Search code examples
macosassemblyarm64calling-conventionabi

Consequence of violating macOS's ARM64 calling convention


I'm porting some AArch64/ARM64/Apple Silicon assembly code from Linux to macOS.

This code uses all 31 available registers (stack pointer doesn't count) to avoid almost all cases of spilling; the Linux calling conventions allow me to use that many registers.

If pressed, I would admit that spilling one extra register (thus bringing it down to 30 registers used) is feasible as performance would be minimally affected, but if restricted to 29 or less available registers, performance would suffer considerably more. Thus, I'd really like to have at least 30 registers available, and ideally 31.

I just learned from this official Apple document that two extra registers are reserved, beyond what the Linux calling conventions require:

Respect the Purpose of Specific CPU Registers

The ARM standard delegates certain decisions to platform designers. Apple platforms adhere to the following choices:

  • The platforms reserve register x18. Don’t use this register.
  • The frame pointer register (x29) must always address a valid frame record.

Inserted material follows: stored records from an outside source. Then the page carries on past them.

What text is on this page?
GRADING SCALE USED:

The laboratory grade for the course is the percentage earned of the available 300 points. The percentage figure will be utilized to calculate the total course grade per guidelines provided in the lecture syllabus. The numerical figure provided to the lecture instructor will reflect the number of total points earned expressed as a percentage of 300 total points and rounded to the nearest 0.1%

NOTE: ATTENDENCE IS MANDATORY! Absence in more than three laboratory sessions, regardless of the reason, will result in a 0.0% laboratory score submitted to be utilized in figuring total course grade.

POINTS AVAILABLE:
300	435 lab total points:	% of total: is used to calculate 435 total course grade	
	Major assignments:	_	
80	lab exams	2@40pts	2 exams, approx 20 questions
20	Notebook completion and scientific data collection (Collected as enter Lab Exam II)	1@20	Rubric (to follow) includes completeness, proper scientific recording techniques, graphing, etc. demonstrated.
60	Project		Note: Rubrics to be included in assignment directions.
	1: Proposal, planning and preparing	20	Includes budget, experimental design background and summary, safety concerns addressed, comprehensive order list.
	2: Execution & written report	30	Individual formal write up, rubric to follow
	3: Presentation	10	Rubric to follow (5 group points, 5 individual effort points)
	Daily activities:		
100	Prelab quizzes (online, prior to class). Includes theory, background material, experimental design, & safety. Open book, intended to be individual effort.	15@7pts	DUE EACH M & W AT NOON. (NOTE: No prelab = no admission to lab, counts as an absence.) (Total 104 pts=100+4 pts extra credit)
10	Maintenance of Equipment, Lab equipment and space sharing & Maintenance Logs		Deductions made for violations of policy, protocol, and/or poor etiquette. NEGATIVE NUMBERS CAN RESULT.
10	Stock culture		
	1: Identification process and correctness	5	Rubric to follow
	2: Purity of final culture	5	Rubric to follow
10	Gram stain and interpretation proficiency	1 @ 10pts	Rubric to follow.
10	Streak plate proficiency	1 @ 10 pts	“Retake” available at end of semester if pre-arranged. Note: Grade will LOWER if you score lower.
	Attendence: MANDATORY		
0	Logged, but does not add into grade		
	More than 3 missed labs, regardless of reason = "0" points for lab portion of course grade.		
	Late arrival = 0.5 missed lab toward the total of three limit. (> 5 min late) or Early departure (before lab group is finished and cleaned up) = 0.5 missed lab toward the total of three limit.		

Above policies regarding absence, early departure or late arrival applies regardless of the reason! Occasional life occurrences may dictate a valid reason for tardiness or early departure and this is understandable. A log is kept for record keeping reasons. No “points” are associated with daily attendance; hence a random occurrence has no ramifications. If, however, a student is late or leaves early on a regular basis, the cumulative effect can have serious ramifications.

Some functions — such as leaf functions or tail calls — may opt not to create an entry in this list As a result, stack traces are always meaningful, even without debug information.

Despite these claims, my code appears to run fine without it.

Now, I fully understand that ignoring such ABI requirements is a Very Bad Thing (TM). However, I'd like to understand exactly how the code may break due to the use of each of x18 and x29.

For instance, from reading the above documentation, my understanding is that x29 is there to support debugging or crash dumps. Suppose I didn't care about debugging this function in particular (which I actually don't), or whether any generated crash dumps are meaningful. In that case, is there any harm to using x29?

As for x18, any idea what is it used for? I'd hypothesize (with zero supporting evidence) that if an interrupt or context switch executes while this code is running, x18 is not saved, and thus corrupts the results of my function once it returns. That would be a more serious condition, and I'd heed the advice to not use x18 in that case.

Also note that the code in question is a leaf function, so there is no issue with breaking any functions called from within it.


Solution

  • You can safely clobber x29 if broken backtraces are an acceptable loss to you.

    x18 is a different story.
    On macOS, Rosetta uses it, so Apple can't clobber it anymore without at least refactoring that. They also have a kernel test to make sure x18 is restored "on hardware that supports it". And so far, that is all hardware that support arm64 macOS, and all macOS versions that support Apple Silicon have this behaviour enabled.
    On iOS though, there is hardware that does not support it, specifically the A11 chip series and older. On those chips, the kernel is configured with __ARM_KERNEL_PROTECT__, which enables a Spectre mitigation that uses x18 on all exception handlers, even async ones, before the kernel gets a chance to spill any registers. So unless you're running with interrupts off, your x18 can be zeroed at any point in time. In addition, even on A12 and later, iOS versions before iOS 14.0 did clobber x18 intentionally.

    Now if you checked out the linked test, you might be tempted to check the sysctl hw.optional.arm_kernel_protect at runtime, but unfortunately that is only exported on DEVELOPMENT and DEBUG configurations of XNU.

    So if you're targeting iOS, you cannot use x18. If you're targeting macOS, then you can use it for the time being, but that may change in the future. You could try and detect such change by doing the same thing the test does: set x18 to a certain value, call sched_yield(), then check the value. But again, that relies on all exceptions treating x18 the same, and while they currently do, that too may change in the future.

    Update
    macOS 13 did indeed change this! While macOS 11 and 12 would unconditionally preserve x18, macOS 13 now has more complicated rules. x18 is now only preserved for processes running under Rosetta as well as processes that were either built against a macOS 12 SDK or older, or hold the com.apple.private.uexc or com.apple.private.custom-x18-abi entitlements.

    The same rules apply to iOS 16, with the caveats that there is no Rosetta and you cannot run binaries built against the macOS SDK. So as of iOS 16, x18 has to be considered off-limits again for all devices.